1. LLCs and S Corporations
2. Converting
3. Statutory Conversions and Mergers

To change an LLC to an S corp (S corporation) is a move that intelligent business proprietors looking to reduce tax liability might consider. After all, it is only a filed form away. By changing your “election,” or business entity filing status on your Form 8832, you can move from a simple partnership or single proprietorship into a corporation and start enjoying some serious tax advantages.

LLCs and S Corporations

First, let us consider how an LLC differs from an S corporation. Basically, an LLC is a filing status for the purpose of state taxes that grants a company some of the advantages of a corporate entity while retaining tax status closer to that of a partnership or sole proprietorship. LLCs are characterized by the following:

  • A limit on the liability of owners based on the amount invested rather than the full amount of any debt or damage.
  • Simplified forms, both for taxation and for various other purposes.
  • Income taxation that allows profits from the business to pass through, counting as personal income made by the owner or owners as additional income rather than being directly double-taxed through both the business and the payout to the individual.

LLCs are not necessarily corporations though, or rather are not required to be corporations — they can declare as a partnership or a corporation through the agencies of the state it is formed in. Different states have different rules and requirements, so you'll likely need the advice of a professional or some more in-depth information on the process to proceed.

An S corporation, on the other hand, is a filing status recognized by the IRS. This makes it a federal matter, not local. S corporations are corporations (not partnerships) that accept certain limitations in exchange for benefits similar in many ways to an LLC. These include:

  • Limits on the amount and type of stock issued by the corporation.
  • A requirement that stockholders have legal U.S. standing as citizens, resident aliens, or similar status.
  • The corporation cannot sell stock to entities other than individuals — in general, no investment funds or other financial formations.
  • Certain kinds of businesses are forbidden from claiming S status.

The advantages of an S corporation are limited liability similar to other corporations and the ability to tax profits as pass through income of its owners, which helps reduce liability for payroll taxes in particular.

Converting

Making an LLC into an S corporation does not require renouncing its LLC status. An LLC can be an S corporation as long as it is a corporation and not a partnership. The laws of the state of formation will govern the process of conversion to a corporation. Many states have simplified conversion laws. In those states, costs are usually not much more than forming a new company and typically involve filing Articles of Conversion.

If your state of formation does not have these simplified rules, you'll need to instead perform a three step process.

  • Create a new corporation with the state using the old name while also canceling the LLC.
  • Notify the IRS of the change.
  • Fill out the S Election Form 2553 to change the new company to an S Corporation.

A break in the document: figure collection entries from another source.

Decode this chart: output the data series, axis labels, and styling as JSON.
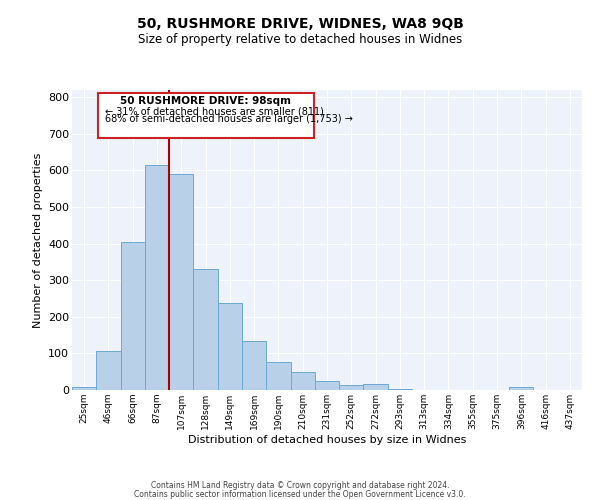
{
  "title": "50, RUSHMORE DRIVE, WIDNES, WA8 9QB",
  "subtitle": "Size of property relative to detached houses in Widnes",
  "xlabel": "Distribution of detached houses by size in Widnes",
  "ylabel": "Number of detached properties",
  "bar_labels": [
    "25sqm",
    "46sqm",
    "66sqm",
    "87sqm",
    "107sqm",
    "128sqm",
    "149sqm",
    "169sqm",
    "190sqm",
    "210sqm",
    "231sqm",
    "252sqm",
    "272sqm",
    "293sqm",
    "313sqm",
    "334sqm",
    "355sqm",
    "375sqm",
    "396sqm",
    "416sqm",
    "437sqm"
  ],
  "bar_values": [
    8,
    106,
    404,
    614,
    590,
    332,
    237,
    134,
    76,
    50,
    25,
    13,
    16,
    4,
    0,
    0,
    0,
    0,
    8,
    0,
    0
  ],
  "bar_color": "#b8d0e8",
  "bar_edgecolor": "#6aaad4",
  "vline_color": "#aa0000",
  "annotation_title": "50 RUSHMORE DRIVE: 98sqm",
  "annotation_line1": "← 31% of detached houses are smaller (811)",
  "annotation_line2": "68% of semi-detached houses are larger (1,753) →",
  "annotation_box_edgecolor": "#cc2222",
  "ylim": [
    0,
    820
  ],
  "yticks": [
    0,
    100,
    200,
    300,
    400,
    500,
    600,
    700,
    800
  ],
  "bg_color": "#eef2fb",
  "grid_color": "#ffffff",
  "footer1": "Contains HM Land Registry data © Crown copyright and database right 2024.",
  "footer2": "Contains public sector information licensed under the Open Government Licence v3.0."
}
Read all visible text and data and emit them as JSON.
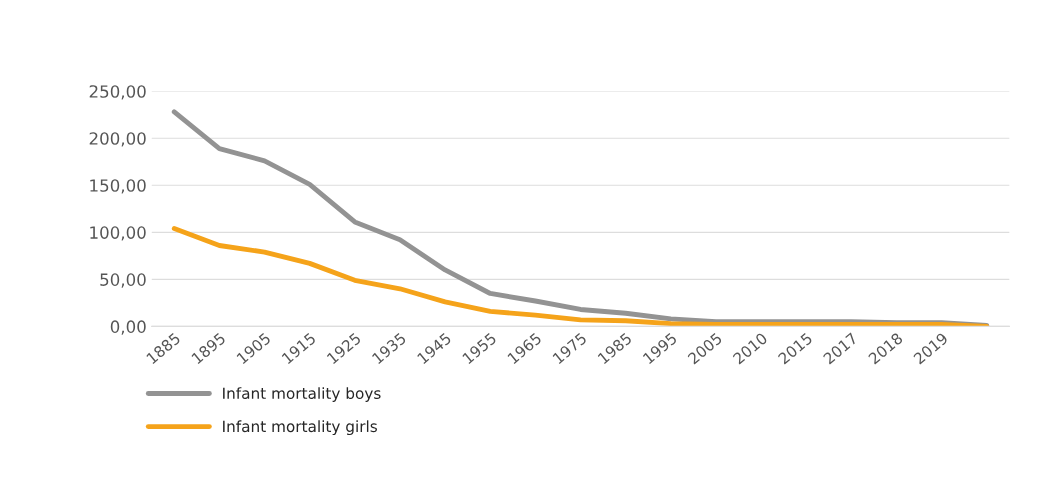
{
  "chart_data": {
    "type": "line",
    "categories": [
      "1885",
      "1895",
      "1905",
      "1915",
      "1925",
      "1935",
      "1945",
      "1955",
      "1965",
      "1975",
      "1985",
      "1995",
      "2005",
      "2010",
      "2015",
      "2017",
      "2018",
      "2019",
      null
    ],
    "series": [
      {
        "name": "Infant mortality boys",
        "color": "#939393",
        "values": [
          228,
          189,
          176,
          151,
          111,
          92,
          60,
          35,
          27,
          18,
          14,
          8,
          5,
          5,
          5,
          5,
          4,
          4,
          1
        ]
      },
      {
        "name": "Infant mortality girls",
        "color": "#f5a31a",
        "values": [
          104,
          86,
          79,
          67,
          49,
          40,
          26,
          16,
          12,
          7,
          6,
          3,
          2,
          2,
          2,
          2,
          2,
          2,
          0
        ]
      }
    ],
    "ylim": [
      0,
      250
    ],
    "yticks": [
      {
        "value": 0,
        "label": "0,00"
      },
      {
        "value": 50,
        "label": "50,00"
      },
      {
        "value": 100,
        "label": "100,00"
      },
      {
        "value": 150,
        "label": "150,00"
      },
      {
        "value": 200,
        "label": "200,00"
      },
      {
        "value": 250,
        "label": "250,00"
      }
    ],
    "grid": "y",
    "legend": "bottom left",
    "marker": "none",
    "line_style": "solid"
  }
}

Statutory Conversions and Mergers

Some states now allow for statutory conversions, a new way to turn an LLC into a corporation through the filing of some quick forms. Statutory conversions require the filer to get plans approved by LLC members, a simple matter for partnerships and sole proprietorships; when the conversion occurs, the former LLC members are now counted as stockholders. This process folds in the transfer of assets, greatly expediting the movement into the new formation.

If your area does not have a statutory conversion, however, you'll need to look into statutory merger. This filing method requires making the new corporation and then transferring assets and roles on a case by case basis. It also requires you to create the new company before moving assets and ownership around, which can get complicated quickly. While any change to your company or filing status should probably involve a lawyer at some point, the statutory merger is more likely to require more billable hours.